Eureka!  Come in my darling, the water’s fine.  The tub is small, but we’ll get comfortable.  Watch that displacement!  Oh well, what’s a little water on the floor.  Is that your foot?  Shove over baby, make some empty space.  We must have space independent of things.  Get that matter out of the void!  Can we do that?  Create from void?  Creatio ex nihilo?  The Greeks believed not.  Most of their creations come from water, although Heraclitus prefered creation from fire.  Imagine a tub of that!  No, this is much nicer. And cosy too, eh baby?  Come, let’s fingerponder the materia prima a little.
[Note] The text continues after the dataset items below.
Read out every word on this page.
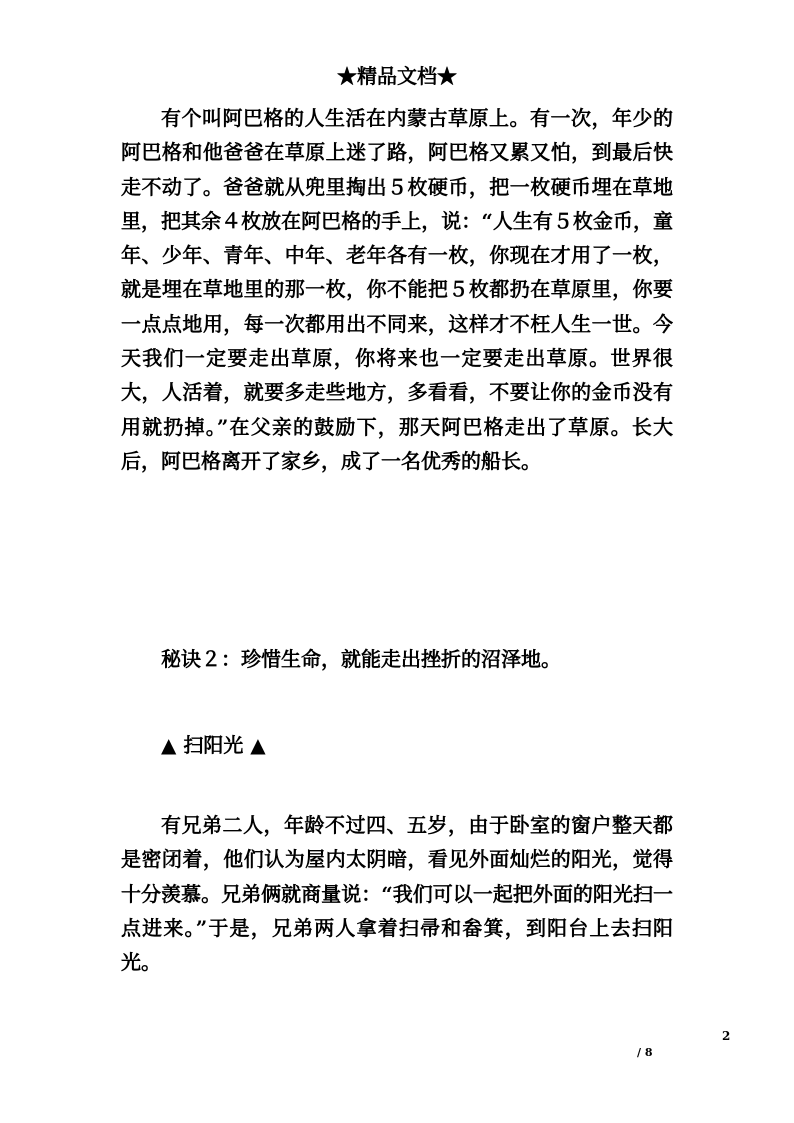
★精品文档★

有个叫阿巴格的人生活在内蒙古草原上。有一次，年少的阿巴格和他爸爸在草原上迷了路，阿巴格又累又怕，到最后快走不动了。爸爸就从兜里掏出５枚硬币，把一枚硬币埋在草地里，把其余４枚放在阿巴格的手上，说：“人生有５枚金币，童年、少年、青年、中年、老年各有一枚，你现在才用了一枚，就是埋在草地里的那一枚，你不能把５枚都扔在草原里，你要一点点地用，每一次都用出不同来，这样才不枉人生一世。今天我们一定要走出草原，你将来也一定要走出草原。世界很大，人活着，就要多走些地方，多看看，不要让你的金币没有用就扔掉。”在父亲的鼓励下，那天阿巴格走出了草原。长大后，阿巴格离开了家乡，成了一名优秀的船长。

秘诀２：珍惜生命，就能走出挫折的沼泽地。

▲ 扫阳光 ▲

有兄弟二人，年龄不过四、五岁，由于卧室的窗户整天都是密闭着，他们认为屋内太阴暗，看见外面灿烂的阳光，觉得十分羡慕。兄弟俩就商量说：“我们可以一起把外面的阳光扫一点进来。”于是，兄弟两人拿着扫帚和畚箕，到阳台上去扫阳光。

2
/ 8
Honey, you are filthy!  Look at that sheen forming on the water.  All those layers of belief you carry around.  Here, have some soap, nice citronlemon.  Get behind those ears.  Wash every nook and cranny.  Especially your cranny.  Want me to get that for you?  Not yet?  Now, where does everything begin?  Well of course, it begins with me.  I am God.  Yes.  Yes.  Wait, you don’t believe me?  Well you should.  And don’t worry, you can be God too.  You are God, ok?  God.  Oh I see.  You believe in a different God.  Well you show me yours and I’ll show you mine.  Go ahead.  He’s a he.  Ok.  White guy.  Yup.  Seated, gotcha.  A throne?  A king of some kind?  When was the last time you listened to a king?  Ok, ok, it is your belief.  Keep going, rinse it out of there.  Facial hair.  Old.  A light.  A heart.  An eye in the sky.  Well now, you’re just riffing.  Tell me, have you ever seen God?  Ok, I get it.  Faith needs no proof; you do not need to see to believe.  But what about unbelief?  That is so much harder to accomplish, you know.  What will it take for you to unbelieve?  What do I have to do to wipe away that God stain marring your vision?  You’re putting a sticky film on the surface of everything.  Ick.  Smells too.  Wait, what did you say?  What about my stains?  My sheen on the water?  Do I believe my own theory?  No, of course not.  I neither believe nor disbelieve.  I need help too, a nice push one way or the other.  Want to take care of it for me?  Tell me, do you push both ways?  Now relax a little baby, roll over and let me get to that cranny.

Careless air

(the gravitational pull perceived by certain fixed residents and the capture of uncertain comets chancedrifting through our system suggesting an authenticitatem of his aliquitudinis)10:03 am

I close my eyes.  Picture it.  I am floating on water.  Dead sea water, no effort.  I can float with a book if I want to and rest for hours.  Yes.  Easy.  Languid.  Peace.  A solid body immersed in a liquid.  There’s a law.  Who?  Archimedes maybe.  Archimedes floating in a bath tub.  Oh buoy, he said, and ran home naked to write it down.  Remember half listening to Vance in high school.  Science class late in the day, drowsy.  32 feet per second per second, falling bodies.  Just dropping in.  Accelerating per seconds through space.  Spacetime, a curved thing with geographical features.  Bumps, hollows, canyons, mountains.    Shaped by things in the way, some of them falling per second per second.  Energy too, shaping spacetime.  Not falling per second per second.  Gravity giving us that heavy feeling.  The Earth drags spacetime behind it and around.  Like the wake of a boat, losing satelites in the ripples.  Seattlites too.  Where are they?  More like when are they.  Earth’s wake moving slowly, languidly through the dead sea.  Ripples under my floating per second per second.  Floating.